Use this as a checklist while you annotate:

  • Immunology
    • Hypersensitivity reactions (Types I–IV)
    • T-cell subsets (Th1/Th17; CD8+)
    • Transplant rejection basics
  • Microbiology
    • TB: PPD, granulomas
    • Dimorphic fungi (granulomatous infections)
  • Pathology
    • Chronic inflammation and granuloma formation
  • Dermatology
    • Contact dermatitis pattern recognition

(Edition/page numbers vary, but these headings are consistent across versions.)

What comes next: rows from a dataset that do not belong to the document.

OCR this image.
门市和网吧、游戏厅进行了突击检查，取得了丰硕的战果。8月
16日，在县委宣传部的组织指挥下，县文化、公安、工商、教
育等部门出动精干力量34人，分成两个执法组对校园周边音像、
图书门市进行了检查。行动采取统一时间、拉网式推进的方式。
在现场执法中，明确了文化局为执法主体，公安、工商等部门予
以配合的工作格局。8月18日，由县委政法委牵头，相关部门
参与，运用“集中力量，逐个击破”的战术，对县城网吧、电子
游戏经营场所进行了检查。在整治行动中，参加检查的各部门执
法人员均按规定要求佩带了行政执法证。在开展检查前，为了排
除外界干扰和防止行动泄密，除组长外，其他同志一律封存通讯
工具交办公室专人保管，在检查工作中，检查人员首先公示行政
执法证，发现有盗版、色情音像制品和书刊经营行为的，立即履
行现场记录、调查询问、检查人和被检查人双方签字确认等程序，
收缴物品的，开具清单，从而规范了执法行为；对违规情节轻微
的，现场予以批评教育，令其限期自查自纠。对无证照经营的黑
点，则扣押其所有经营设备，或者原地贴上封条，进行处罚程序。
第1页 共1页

Rapid-Fire USMLE-Style Mini Prompts

  • A patient develops an itchy vesicular rash 2 days after hiking and brushing against plants → Type IV contact dermatitis.
  • PPD placed; at 48 hours there is 10 mm indurationTh1-mediated delayed hypersensitivity.
  • Biopsy shows caseating granulomas → chronic Th1/IFN-γ macrophage activation response (commonly TB).
  • Rejection with lymphocytic infiltrates and vascular damage weeks-months after transplant → T-cell mediated (Type IV framework).

Key Takeaways (What to Memorize)

  • Type IV = delayed, T-cell mediated (no antibodies).
  • Timing: 48–72 hours is classic.
  • Th1 → IFN-γ → macrophages (DTH, granulomas, PPD).
  • Contact dermatitis and PPD are the must-know examples.
  • Granulomas = chronic Type IV pattern against persistent antigens.